Herr Reinhardt, die Bundes­ärztekammer hat ein Portal freigeschaltet, auf dem sich Ärztinnen und Ärzte für einen Einsatz in der Ukraine oder den Nachbarländern registrieren können. Wie sind die Rückmeldungen?

Die Resonanz ist sehr beeindruckend. Bisher haben sich über 1100 Kolleginnen und Kollegen gemeldet. Das zeigt, wie groß die Solidarität in der Ärzteschaft mit den Menschen in der Ukraine ist.

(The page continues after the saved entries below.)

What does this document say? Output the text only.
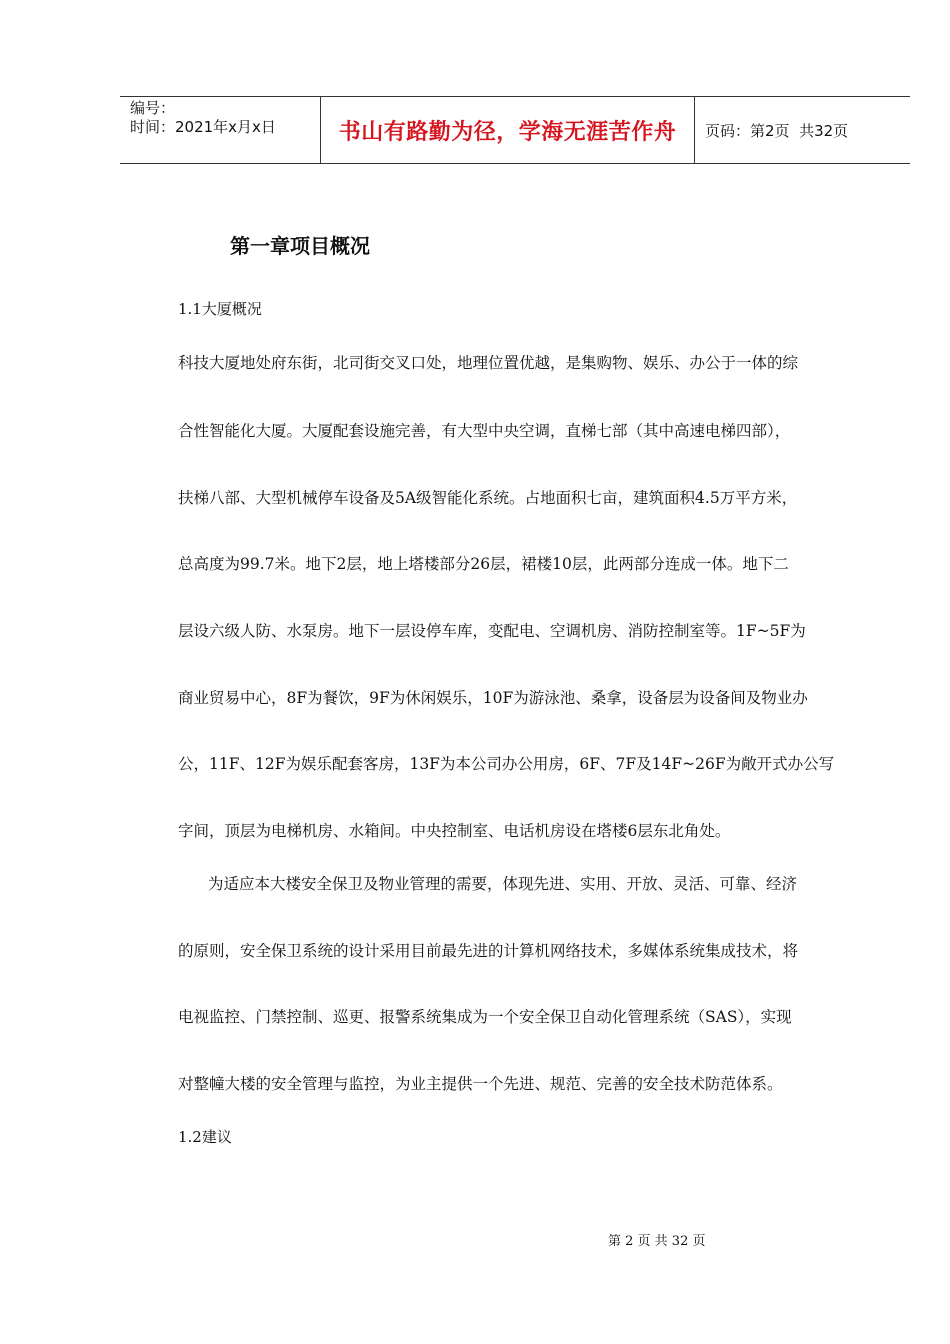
编号：
时间：2021年x月x日	书山有路勤为径，学海无涯苦作舟	页码：第2页  共32页
第一章项目概况
1.1大厦概况
科技大厦地处府东街，北司街交叉口处，地理位置优越，是集购物、娱乐、办公于一体的综
合性智能化大厦。大厦配套设施完善，有大型中央空调，直梯七部（其中高速电梯四部），
扶梯八部、大型机械停车设备及5A级智能化系统。占地面积七亩，建筑面积4.5万平方米，
总高度为99.7米。地下2层，地上塔楼部分26层，裙楼10层，此两部分连成一体。地下二
层设六级人防、水泵房。地下一层设停车库，变配电、空调机房、消防控制室等。1F~5F为
商业贸易中心，8F为餐饮，9F为休闲娱乐，10F为游泳池、桑拿，设备层为设备间及物业办
公，11F、12F为娱乐配套客房，13F为本公司办公用房，6F、7F及14F~26F为敞开式办公写
字间，顶层为电梯机房、水箱间。中央控制室、电话机房设在塔楼6层东北角处。
为适应本大楼安全保卫及物业管理的需要，体现先进、实用、开放、灵活、可靠、经济
的原则，安全保卫系统的设计采用目前最先进的计算机网络技术，多媒体系统集成技术，将
电视监控、门禁控制、巡更、报警系统集成为一个安全保卫自动化管理系统（SAS），实现
对整幢大楼的安全管理与监控，为业主提供一个先进、规范、完善的安全技术防范体系。
1.2建议
第 2 页 共 32 页
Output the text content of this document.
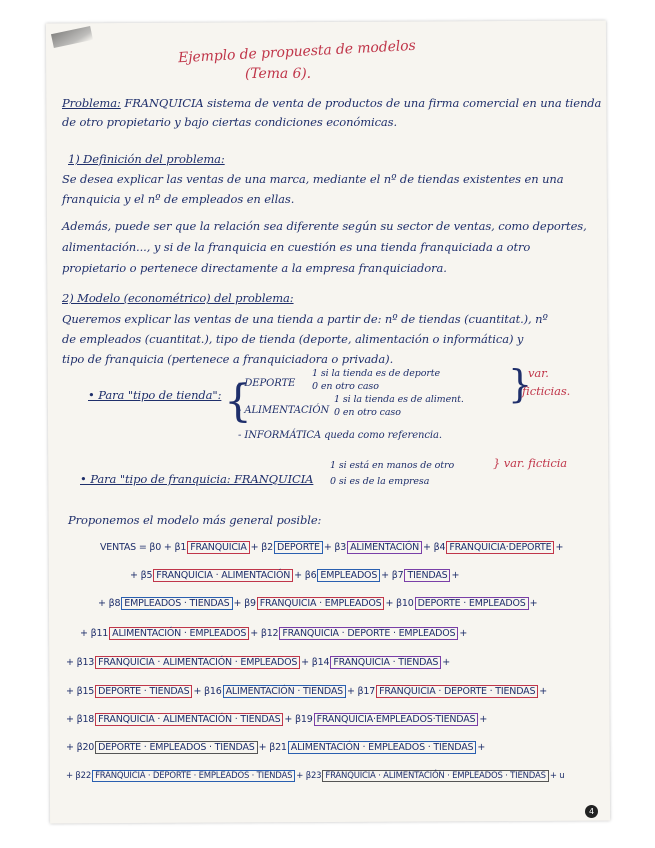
Ejemplo de propuesta de modelos
(Tema 6).
Problema: FRANQUICIA sistema de venta de productos de una firma comercial en una tienda
de otro propietario y bajo ciertas condiciones económicas.
1) Definición del problema:
Se desea explicar las ventas de una marca, mediante el nº de tiendas existentes en una
franquicia y el nº de empleados en ellas.
Además, puede ser que la relación sea diferente según su sector de ventas, como deportes,
alimentación..., y si de la franquicia en cuestión es una tienda franquiciada a otro
propietario o pertenece directamente a la empresa franquiciadora.
2) Modelo (econométrico) del problema:
Queremos explicar las ventas de una tienda a partir de: nº de tiendas (cuantitat.), nº
de empleados (cuantitat.), tipo de tienda (deporte, alimentación o informática) y
tipo de franquicia (pertenece a franquiciadora o privada).
• Para "tipo de tienda": {
- DEPORTE
1 si la tienda es de deporte
0 en otro caso
- ALIMENTACIÓN
1 si la tienda es de aliment.
0 en otro caso
- INFORMÁTICA queda como referencia.
}
var.
ficticias.
• Para "tipo de franquicia: FRANQUICIA
1 si está en manos de otro
0 si es de la empresa
} var. ficticia
Proponemos el modelo más general posible:
VENTAS = β0 + β1 FRANQUICIA + β2 DEPORTE + β3 ALIMENTACIÓN + β4 FRANQUICIA·DEPORTE +
+ β5 FRANQUICIA · ALIMENTACIÓN + β6 EMPLEADOS + β7 TIENDAS +
+ β8 EMPLEADOS · TIENDAS + β9 FRANQUICIA · EMPLEADOS + β10 DEPORTE · EMPLEADOS +
+ β11 ALIMENTACIÓN · EMPLEADOS + β12 FRANQUICIA · DEPORTE · EMPLEADOS +
+ β13 FRANQUICIA · ALIMENTACIÓN · EMPLEADOS + β14 FRANQUICIA · TIENDAS +
+ β15 DEPORTE · TIENDAS + β16 ALIMENTACIÓN · TIENDAS + β17 FRANQUICIA · DEPORTE · TIENDAS +
+ β18 FRANQUICIA · ALIMENTACIÓN · TIENDAS + β19 FRANQUICIA·EMPLEADOS·TIENDAS +
+ β20 DEPORTE · EMPLEADOS · TIENDAS + β21 ALIMENTACIÓN · EMPLEADOS · TIENDAS +
+ β22 FRANQUICIA · DEPORTE · EMPLEADOS · TIENDAS + β23 FRANQUICIA · ALIMENTACIÓN · EMPLEADOS · TIENDAS + u
4
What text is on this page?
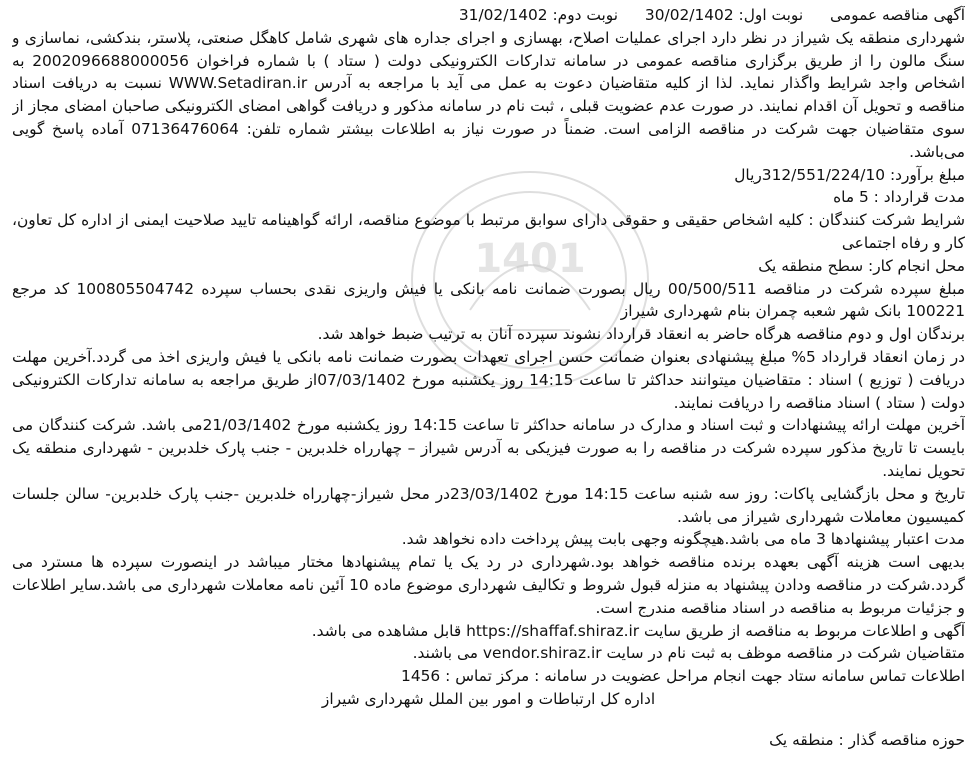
1401

آگهی مناقصه عمومی نوبت اول: 30/02/1402 نوبت دوم: 31/02/1402

شهرداری منطقه یک شیراز در نظر دارد اجرای عملیات اصلاح، بهسازی و اجرای جداره های شهری شامل کاهگل صنعتی، پلاستر، بندکشی، نماسازی و سنگ مالون را از طریق برگزاری مناقصه عمومی در سامانه تدارکات الکترونیکی دولت ( ستاد ) با شماره فراخوان 2002096688000056 به اشخاص واجد شرایط واگذار نماید. لذا از کلیه متقاضیان دعوت به عمل می آید با مراجعه به آدرس WWW.Setadiran.ir نسبت به دریافت اسناد مناقصه و تحویل آن اقدام نمایند. در صورت عدم عضویت قبلی ، ثبت نام در سامانه مذکور و دریافت گواهی امضای الکترونیکی صاحبان امضای مجاز از سوی متقاضیان جهت شرکت در مناقصه الزامی است. ضمناً در صورت نیاز به اطلاعات بیشتر شماره تلفن: 07136476064 آماده پاسخ گویی می‌باشد.

مبلغ برآورد: 312/551/224/10ریال

مدت قرارداد : 5 ماه

شرایط شرکت کنندگان : کلیه اشخاص حقیقی و حقوقی دارای سوابق مرتبط با موضوع مناقصه، ارائه گواهینامه تایید صلاحیت ایمنی از اداره کل تعاون، کار و رفاه اجتماعی

محل انجام کار: سطح منطقه یک

مبلغ سپرده شرکت در مناقصه 00/500/511 ریال بصورت ضمانت نامه بانکی یا فیش واریزی نقدی بحساب سپرده 100805504742 کد مرجع 100221 بانک شهر شعبه چمران بنام شهرداری شیراز

برندگان اول و دوم مناقصه هرگاه حاضر به انعقاد قرارداد نشوند سپرده آنان به ترتیب ضبط خواهد شد.

در زمان انعقاد قرارداد 5% مبلغ پیشنهادی بعنوان ضمانت حسن اجرای تعهدات بصورت ضمانت نامه بانکی یا فیش واریزی اخذ می گردد.آخرین مهلت دریافت ( توزیع ) اسناد : متقاضیان میتوانند حداکثر تا ساعت 14:15 روز یکشنبه مورخ 07/03/1402از طریق مراجعه به سامانه تدارکات الکترونیکی دولت ( ستاد ) اسناد مناقصه را دریافت نمایند.

آخرین مهلت ارائه پیشنهادات و ثبت اسناد و مدارک در سامانه حداکثر تا ساعت 14:15 روز یکشنبه مورخ 21/03/1402می باشد. شرکت کنندگان می بایست تا تاریخ مذکور سپرده شرکت در مناقصه را به صورت فیزیکی به آدرس شیراز – چهارراه خلدبرین - جنب پارک خلدبرین - شهرداری منطقه یک تحویل نمایند.

تاریخ و محل بازگشایی پاکات: روز سه شنبه ساعت 14:15 مورخ 23/03/1402در محل شیراز-چهارراه خلدبرین -جنب پارک خلدبرین- سالن جلسات کمیسیون معاملات شهرداری شیراز می باشد.

مدت اعتبار پیشنهادها 3 ماه می باشد.هیچگونه وجهی بابت پیش پرداخت داده نخواهد شد.

بدیهی است هزینه آگهی بعهده برنده مناقصه خواهد بود.شهرداری در رد یک یا تمام پیشنهادها مختار میباشد در اینصورت سپرده ها مسترد می گردد.شرکت در مناقصه ودادن پیشنهاد به منزله قبول شروط و تکالیف شهرداری موضوع ماده 10 آئین نامه معاملات شهرداری می باشد.سایر اطلاعات و جزئیات مربوط به مناقصه در اسناد مناقصه مندرج است.

آگهی و اطلاعات مربوط به مناقصه از طریق سایت https://shaffaf.shiraz.ir قابل مشاهده می باشد.

متقاضیان شرکت در مناقصه موظف به ثبت نام در سایت vendor.shiraz.ir می باشند.

اطلاعات تماس سامانه ستاد جهت انجام مراحل عضویت در سامانه : مرکز تماس : 1456

اداره کل ارتباطات و امور بین الملل شهرداری شیراز

حوزه مناقصه گذار : منطقه یک
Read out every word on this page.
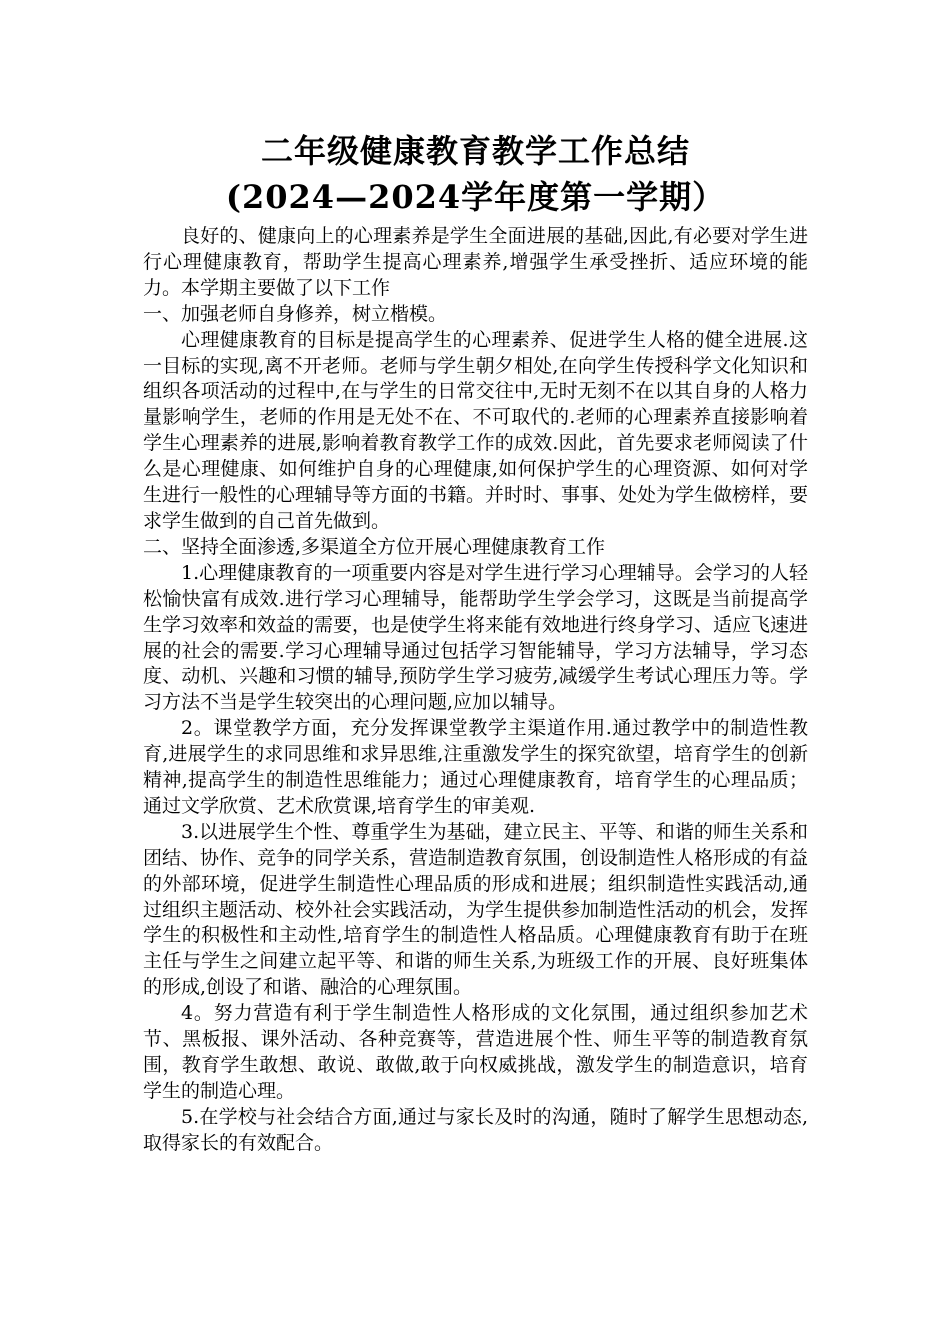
二年级健康教育教学工作总结
(2024—2024学年度第一学期）

良好的、健康向上的心理素养是学生全面进展的基础,因此,有必要对学生进行心理健康教育，帮助学生提高心理素养,增强学生承受挫折、适应环境的能力。本学期主要做了以下工作

一、加强老师自身修养，树立楷模。

心理健康教育的目标是提高学生的心理素养、促进学生人格的健全进展.这一目标的实现,离不开老师。老师与学生朝夕相处,在向学生传授科学文化知识和组织各项活动的过程中,在与学生的日常交往中,无时无刻不在以其自身的人格力量影响学生，老师的作用是无处不在、不可取代的.老师的心理素养直接影响着学生心理素养的进展,影响着教育教学工作的成效.因此，首先要求老师阅读了什么是心理健康、如何维护自身的心理健康,如何保护学生的心理资源、如何对学生进行一般性的心理辅导等方面的书籍。并时时、事事、处处为学生做榜样，要求学生做到的自己首先做到。

二、坚持全面渗透,多渠道全方位开展心理健康教育工作

1.心理健康教育的一项重要内容是对学生进行学习心理辅导。会学习的人轻松愉快富有成效.进行学习心理辅导，能帮助学生学会学习，这既是当前提高学生学习效率和效益的需要，也是使学生将来能有效地进行终身学习、适应飞速进展的社会的需要.学习心理辅导通过包括学习智能辅导，学习方法辅导，学习态度、动机、兴趣和习惯的辅导,预防学生学习疲劳,减缓学生考试心理压力等。学习方法不当是学生较突出的心理问题,应加以辅导。

2。课堂教学方面，充分发挥课堂教学主渠道作用.通过教学中的制造性教育,进展学生的求同思维和求异思维,注重激发学生的探究欲望，培育学生的创新精神,提高学生的制造性思维能力；通过心理健康教育，培育学生的心理品质；通过文学欣赏、艺术欣赏课,培育学生的审美观.

3.以进展学生个性、尊重学生为基础，建立民主、平等、和谐的师生关系和团结、协作、竞争的同学关系，营造制造教育氛围，创设制造性人格形成的有益的外部环境，促进学生制造性心理品质的形成和进展；组织制造性实践活动,通过组织主题活动、校外社会实践活动，为学生提供参加制造性活动的机会，发挥学生的积极性和主动性,培育学生的制造性人格品质。心理健康教育有助于在班主任与学生之间建立起平等、和谐的师生关系,为班级工作的开展、良好班集体的形成,创设了和谐、融洽的心理氛围。

4。努力营造有利于学生制造性人格形成的文化氛围，通过组织参加艺术节、黑板报、课外活动、各种竞赛等，营造进展个性、师生平等的制造教育氛围，教育学生敢想、敢说、敢做,敢于向权威挑战，激发学生的制造意识，培育学生的制造心理。

5.在学校与社会结合方面,通过与家长及时的沟通，随时了解学生思想动态,取得家长的有效配合。
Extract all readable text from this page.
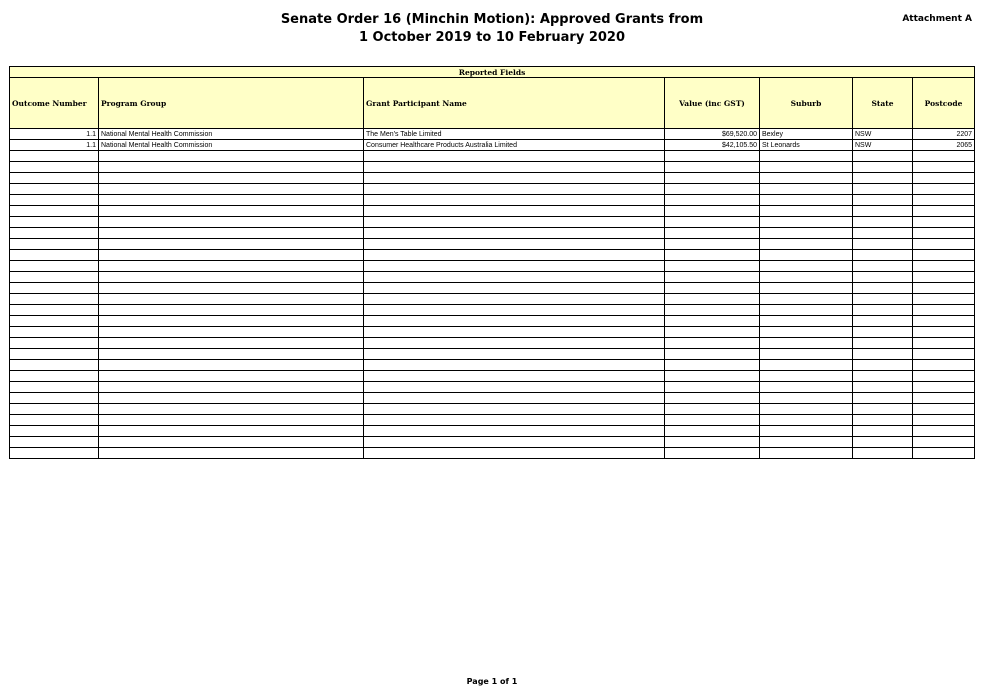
Senate Order 16 (Minchin Motion): Approved Grants from
1 October 2019 to 10 February 2020
Attachment A
Reported Fields						
Outcome Number	Program Group	Grant Participant Name	Value (inc GST)	Suburb	State	Postcode
1.1	National Mental Health Commission	The Men's Table Limited	$69,520.00	Bexley	NSW	2207
1.1	National Mental Health Commission	Consumer Healthcare Products Australia Limited	$42,105.50	St Leonards	NSW	2065

Page 1 of 1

Ein Einsatz dort kann schließlich lebensgefährlich werden. Wir sind gegenwärtig mit dem Auswärtigem Amt, dem Bundes­gesundheits­ministerium und den Botschaften der Ukraine und der Anrainerstaaten im Gespräch, wie die Ärztinnen und Ärzte so sinnvoll wie möglich eingesetzt werden können. Aus den Nachbarstaaten liegen der Bundesregierung noch keine Bedarfsanzeigen vor. Für Einsätze in der Ukraine selbst muss die Sicherheit gewährleistet sein. Wir sind aber vorbereitet. Sobald uns die Regierung Bedarf für Einsätze im Rahmen internationaler humanitärer Missionen meldet, können wir ausreichend Ärztinnen und Ärzte vermitteln.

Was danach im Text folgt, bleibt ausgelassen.